Museo Naturalistico Archeologico

The Museo Naturalistico Archeologico is divided into two sections: Natural History and Archaeology. The first is dedicated to illustrating the characteristics of the area, especially the Berici Hills, whose unique environment also includes several endemic flora and fauna.

The Archaeology section displays and preserves the most significant evidence of the ancient history of Vicenza area, from prehistory to the Lombard era.

The Prehistory section boasts a rich collection of stone tools, demonstrating human presence on the Berici Hills since the Middle Paleolithic, and continues with evidence of Neolithic and Bronze Age settlements in the Fimon Valleys, where the famous square-mouthed vases from the Molino Casarotto settlement originate.

The Iron Age is evidenced by materials from various settlements, including votive plaques with copper figures from a sanctuary located near what is now Piazzetta San Giacomo, which attest to the activity of this place of worship from the 4th to the 1st century BC.
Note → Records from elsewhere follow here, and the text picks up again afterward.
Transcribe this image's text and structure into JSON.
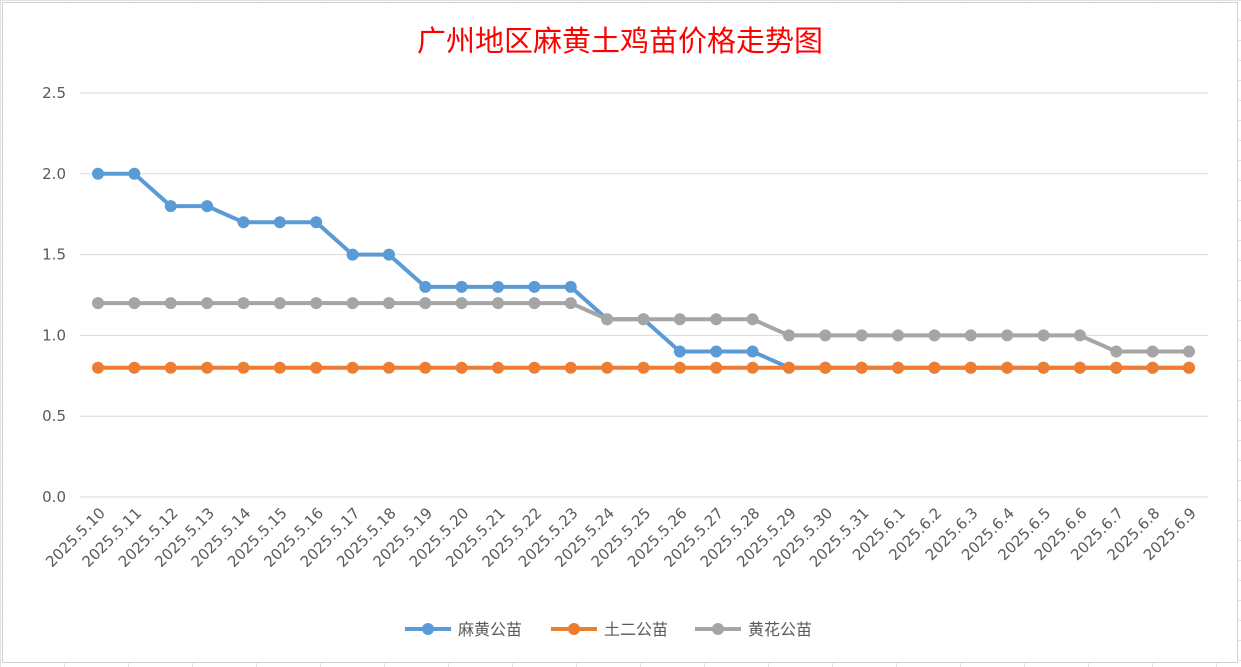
{
  "chart_data": {
    "type": "line",
    "title": "广州地区麻黄土鸡苗价格走势图",
    "ylim": [
      0,
      2.5
    ],
    "yticks": [
      "0.0",
      "0.5",
      "1.0",
      "1.5",
      "2.0",
      "2.5"
    ],
    "ytick_values": [
      0,
      0.5,
      1.0,
      1.5,
      2.0,
      2.5
    ],
    "grid": true,
    "legend_position": "bottom",
    "categories": [
      "2025.5.10",
      "2025.5.11",
      "2025.5.12",
      "2025.5.13",
      "2025.5.14",
      "2025.5.15",
      "2025.5.16",
      "2025.5.17",
      "2025.5.18",
      "2025.5.19",
      "2025.5.20",
      "2025.5.21",
      "2025.5.22",
      "2025.5.23",
      "2025.5.24",
      "2025.5.25",
      "2025.5.26",
      "2025.5.27",
      "2025.5.28",
      "2025.5.29",
      "2025.5.30",
      "2025.5.31",
      "2025.6.1",
      "2025.6.2",
      "2025.6.3",
      "2025.6.4",
      "2025.6.5",
      "2025.6.6",
      "2025.6.7",
      "2025.6.8",
      "2025.6.9"
    ],
    "series": [
      {
        "name": "麻黄公苗",
        "color": "#5b9bd5",
        "values": [
          2.0,
          2.0,
          1.8,
          1.8,
          1.7,
          1.7,
          1.7,
          1.5,
          1.5,
          1.3,
          1.3,
          1.3,
          1.3,
          1.3,
          1.1,
          1.1,
          0.9,
          0.9,
          0.9,
          0.8,
          0.8,
          0.8,
          0.8,
          0.8,
          0.8,
          0.8,
          0.8,
          0.8,
          0.8,
          0.8,
          0.8
        ]
      },
      {
        "name": "土二公苗",
        "color": "#ed7d31",
        "values": [
          0.8,
          0.8,
          0.8,
          0.8,
          0.8,
          0.8,
          0.8,
          0.8,
          0.8,
          0.8,
          0.8,
          0.8,
          0.8,
          0.8,
          0.8,
          0.8,
          0.8,
          0.8,
          0.8,
          0.8,
          0.8,
          0.8,
          0.8,
          0.8,
          0.8,
          0.8,
          0.8,
          0.8,
          0.8,
          0.8,
          0.8
        ]
      },
      {
        "name": "黄花公苗",
        "color": "#a5a5a5",
        "values": [
          1.2,
          1.2,
          1.2,
          1.2,
          1.2,
          1.2,
          1.2,
          1.2,
          1.2,
          1.2,
          1.2,
          1.2,
          1.2,
          1.2,
          1.1,
          1.1,
          1.1,
          1.1,
          1.1,
          1.0,
          1.0,
          1.0,
          1.0,
          1.0,
          1.0,
          1.0,
          1.0,
          1.0,
          0.9,
          0.9,
          0.9
        ]
      }
    ],
    "draw_order": [
      0,
      2,
      1
    ]
  }
}
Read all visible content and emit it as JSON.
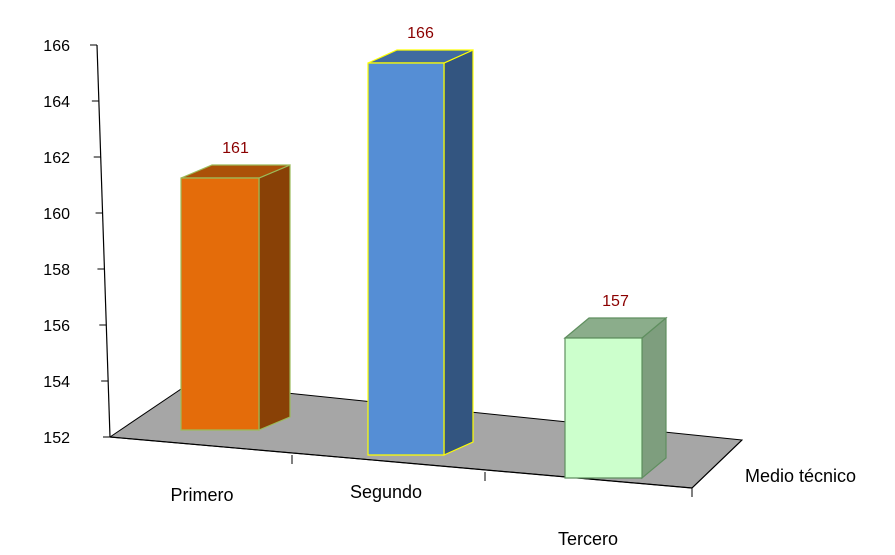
{
  "chart_data": {
    "type": "bar",
    "categories": [
      "Primero",
      "Segundo",
      "Tercero"
    ],
    "series": [
      {
        "name": "Medio técnico",
        "values": [
          161,
          166,
          157
        ]
      }
    ],
    "ylim": [
      152,
      166
    ],
    "y_ticks": [
      "152",
      "154",
      "156",
      "158",
      "160",
      "162",
      "164",
      "166"
    ],
    "data_labels": [
      "161",
      "166",
      "157"
    ],
    "bar_colors": [
      "#E46C0A",
      "#558ED5",
      "#CCFFCC"
    ],
    "label_color": "#8B0000",
    "floor_color": "#A6A6A6",
    "grid": false
  }
}
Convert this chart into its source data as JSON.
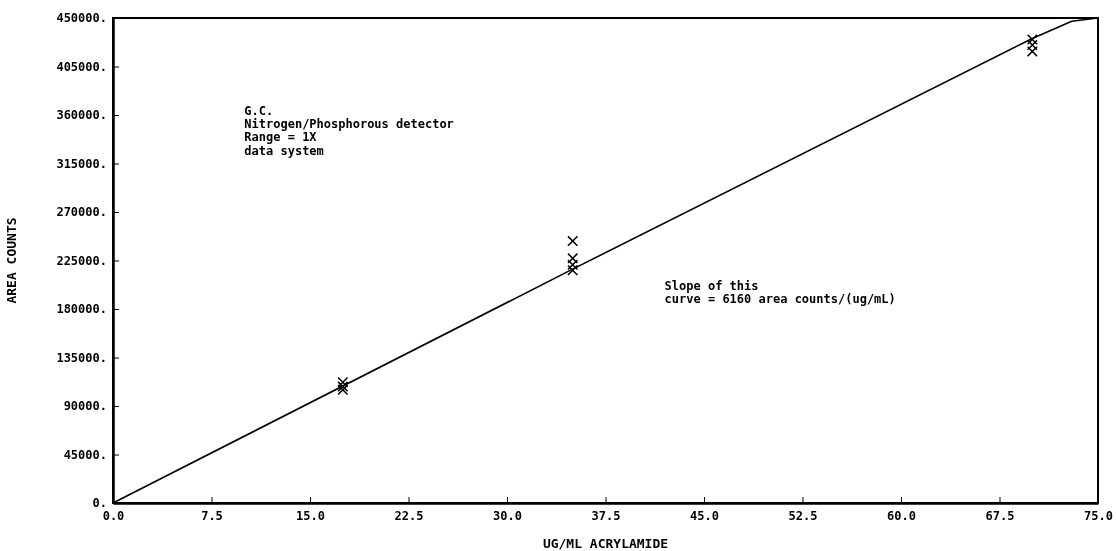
{
  "chart_data": {
    "type": "scatter",
    "xlabel": "UG/ML ACRYLAMIDE",
    "ylabel": "AREA COUNTS",
    "xlim": [
      0,
      75
    ],
    "ylim": [
      0,
      450000
    ],
    "xticks": [
      {
        "value": 0,
        "label": "0.0"
      },
      7.5,
      {
        "value": 15,
        "label": "15.0"
      },
      22.5,
      {
        "value": 30,
        "label": "30.0"
      },
      37.5,
      {
        "value": 45,
        "label": "45.0"
      },
      52.5,
      {
        "value": 60,
        "label": "60.0"
      },
      67.5,
      {
        "value": 75,
        "label": "75.0"
      }
    ],
    "yticks": [
      {
        "value": 0,
        "label": "0."
      },
      {
        "value": 45000,
        "label": "45000."
      },
      {
        "value": 90000,
        "label": "90000."
      },
      {
        "value": 135000,
        "label": "135000."
      },
      {
        "value": 180000,
        "label": "180000."
      },
      {
        "value": 225000,
        "label": "225000."
      },
      {
        "value": 270000,
        "label": "270000."
      },
      {
        "value": 315000,
        "label": "315000."
      },
      {
        "value": 360000,
        "label": "360000."
      },
      {
        "value": 405000,
        "label": "405000."
      },
      {
        "value": 450000,
        "label": "450000."
      }
    ],
    "grid": false,
    "series": [
      {
        "type": "line",
        "color": "#000000",
        "x": [
          0,
          35,
          70,
          73,
          75
        ],
        "values": [
          0,
          217000,
          431000,
          447000,
          450000
        ]
      },
      {
        "marker": "cross",
        "color": "#000000",
        "x": [
          17.5,
          17.5,
          17.5,
          35,
          35,
          35,
          35,
          70,
          70,
          70
        ],
        "values": [
          112000,
          108000,
          105000,
          243000,
          227000,
          221000,
          216000,
          430000,
          425000,
          419000
        ]
      }
    ],
    "annotations": [
      "G.C.\nNitrogen/Phosphorous detector\nRange = 1X\ndata system",
      "Slope of this\ncurve = 6160 area counts/(ug/mL)"
    ]
  }
}
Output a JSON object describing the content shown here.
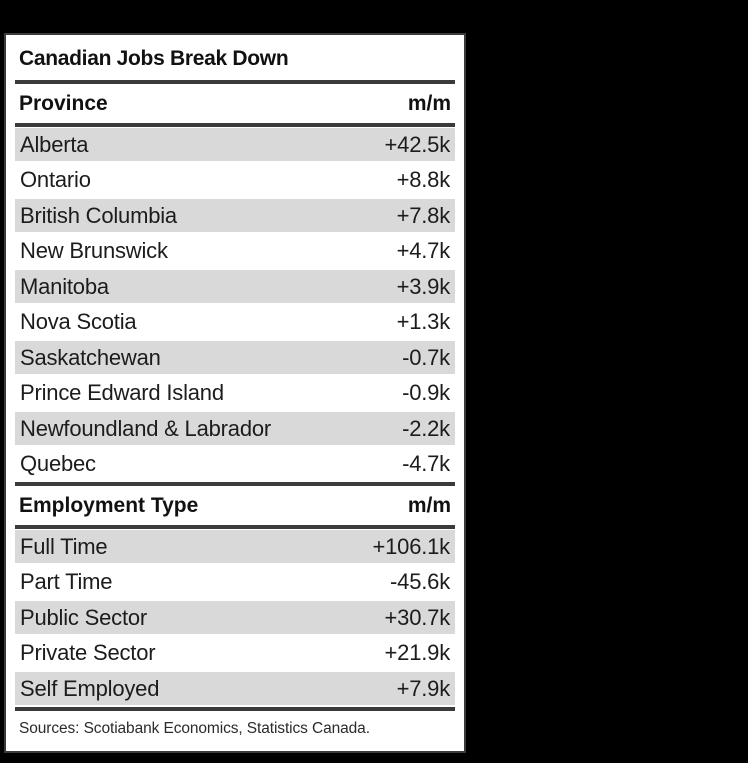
{
  "title": "Canadian Jobs Break Down",
  "source": "Sources: Scotiabank Economics, Statistics Canada.",
  "colors": {
    "page_background": "#000000",
    "card_background": "#ffffff",
    "separator": "#3b3b3b",
    "shaded_row": "#d9d9d9",
    "text": "#1a1a1a"
  },
  "sections": [
    {
      "header": "Province",
      "unit": "m/m",
      "rows": [
        {
          "label": "Alberta",
          "value": "+42.5k"
        },
        {
          "label": "Ontario",
          "value": "+8.8k"
        },
        {
          "label": "British Columbia",
          "value": "+7.8k"
        },
        {
          "label": "New Brunswick",
          "value": "+4.7k"
        },
        {
          "label": "Manitoba",
          "value": "+3.9k"
        },
        {
          "label": "Nova Scotia",
          "value": "+1.3k"
        },
        {
          "label": "Saskatchewan",
          "value": "-0.7k"
        },
        {
          "label": "Prince Edward Island",
          "value": "-0.9k"
        },
        {
          "label": "Newfoundland & Labrador",
          "value": "-2.2k"
        },
        {
          "label": "Quebec",
          "value": "-4.7k"
        }
      ]
    },
    {
      "header": "Employment Type",
      "unit": "m/m",
      "rows": [
        {
          "label": "Full Time",
          "value": "+106.1k"
        },
        {
          "label": "Part Time",
          "value": "-45.6k"
        },
        {
          "label": "Public Sector",
          "value": "+30.7k"
        },
        {
          "label": "Private Sector",
          "value": "+21.9k"
        },
        {
          "label": "Self Employed",
          "value": "+7.9k"
        }
      ]
    }
  ],
  "chart_data": [
    {
      "type": "table",
      "title": "Canadian Jobs Break Down",
      "columns": [
        "Province",
        "m/m"
      ],
      "rows": [
        [
          "Alberta",
          "+42.5k"
        ],
        [
          "Ontario",
          "+8.8k"
        ],
        [
          "British Columbia",
          "+7.8k"
        ],
        [
          "New Brunswick",
          "+4.7k"
        ],
        [
          "Manitoba",
          "+3.9k"
        ],
        [
          "Nova Scotia",
          "+1.3k"
        ],
        [
          "Saskatchewan",
          "-0.7k"
        ],
        [
          "Prince Edward Island",
          "-0.9k"
        ],
        [
          "Newfoundland & Labrador",
          "-2.2k"
        ],
        [
          "Quebec",
          "-4.7k"
        ]
      ],
      "values_thousands": [
        42.5,
        8.8,
        7.8,
        4.7,
        3.9,
        1.3,
        -0.7,
        -0.9,
        -2.2,
        -4.7
      ]
    },
    {
      "type": "table",
      "columns": [
        "Employment Type",
        "m/m"
      ],
      "rows": [
        [
          "Full Time",
          "+106.1k"
        ],
        [
          "Part Time",
          "-45.6k"
        ],
        [
          "Public Sector",
          "+30.7k"
        ],
        [
          "Private Sector",
          "+21.9k"
        ],
        [
          "Self Employed",
          "+7.9k"
        ]
      ],
      "values_thousands": [
        106.1,
        -45.6,
        30.7,
        21.9,
        7.9
      ],
      "footnote": "Sources: Scotiabank Economics, Statistics Canada."
    }
  ]
}
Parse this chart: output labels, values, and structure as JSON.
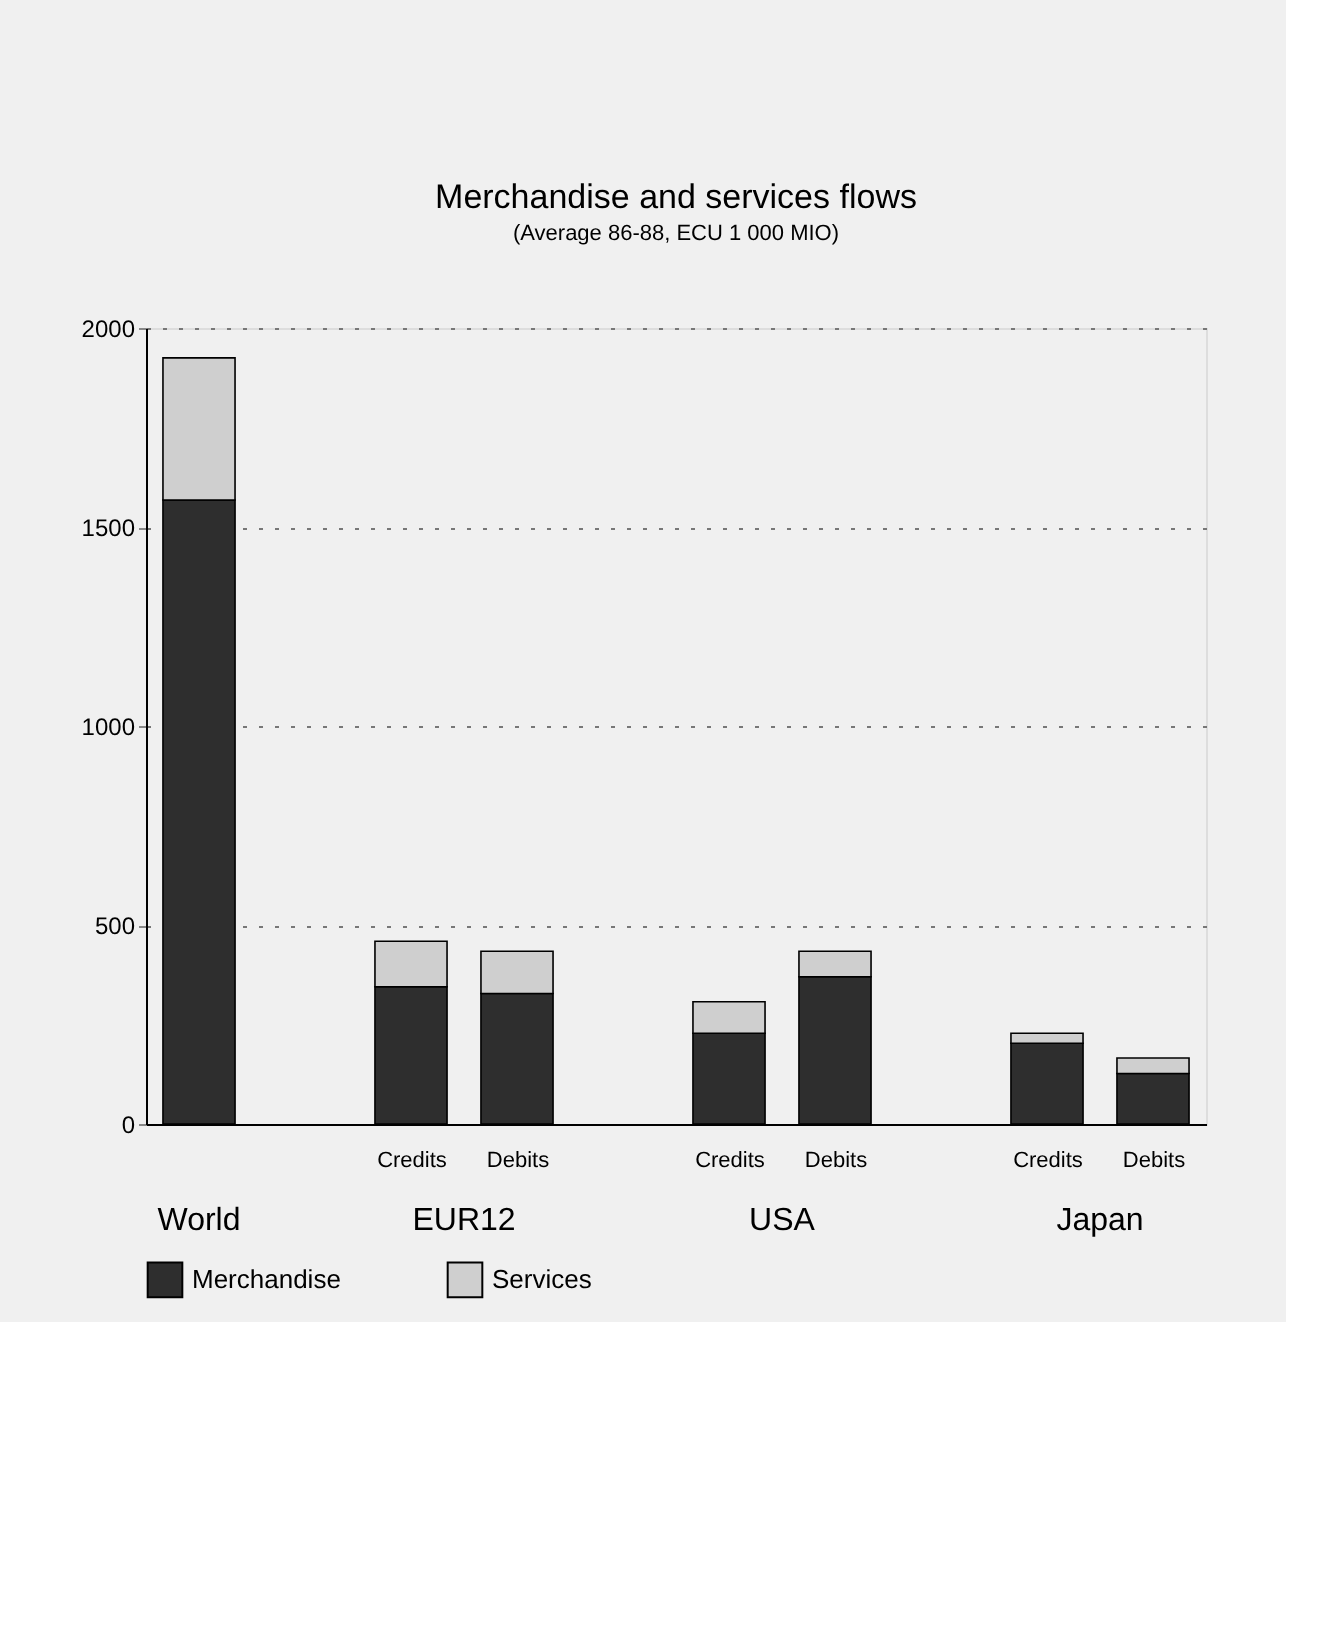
{
  "chart_data": {
    "type": "bar",
    "title": "Merchandise and services flows",
    "subtitle": "(Average 86-88, ECU 1 000 MIO)",
    "categories": [
      null,
      "Credits",
      "Debits",
      "Credits",
      "Debits",
      "Credits",
      "Debits"
    ],
    "annotations": [
      "World",
      "EUR12",
      "USA",
      "Japan"
    ],
    "stacked": true,
    "series": [
      {
        "name": "Merchandise",
        "color": "#2e2e2e",
        "values": [
          1568,
          345,
          328,
          228,
          370,
          203,
          127
        ]
      },
      {
        "name": "Services",
        "color": "#cfcfcf",
        "values": [
          357,
          114,
          106,
          79,
          64,
          25,
          39
        ]
      }
    ],
    "ylim": [
      0,
      2000
    ],
    "yticks": [
      0,
      500,
      1000,
      1500,
      2000
    ],
    "grid": "y",
    "legend": "bottom"
  }
}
The Roman Age is primarily represented by decorative and architectural finds from the Roman theater of Berga and the cryptoporticus in Piazza Duomo. A section is dedicated to Roman amphorae found in Vicenza. Furthermore, mosaic fragments from the city center are also present. Furthermore, a collection of ancient statuary, a gift from Gerolamo Egidio di Velo in the early 19th century, comes from Rome.

The exhibition end with a rich documentation of the Lombard presence in Vicenza area.

The complex housing the Museum occupies the site of the two Dominican cloisters of Santa Corona. The 17th-century smaller cloister adjoins the north side of the church. To the north are the remains of the ancient library, destroyed during the Second World War.
Built between 1496 and 1502, likely designed by Rocco da Vicenza, its remains separate the smaller cloister from a second cloister, with Vicenza stone columns adorned with Gothic capitals erected in the second half of the 15th century.
Subsequently, Muttoni designed the western façade, which has been repeatedly altered by subsequent interventions.
In addition to the convent fathers, the cloister rooms housed the Office of the Inquisition from the late 16th to the 18th century.
In 1811, the complex was used as a municipal college, then it housed an Austrian military hospital and later several schools (1867).
Subsequent interventions led to the creation of the current façade with a triple Ionic entrance marked by a rustic base, built in 1823 based on a design by Angelo Casarotti from Schio.
In 1877, at the initiative of industrialist Alessandro Rossi, it became home to the prestigious Istituto Tecnico Industriale, which in 1911 was renamed " Istituto tecnico Alessandro Rossi." The building remained the school's headquarters until 1962.
Museo Naturalistico Archeologico was inaugurated in September 1991, after partial restoration.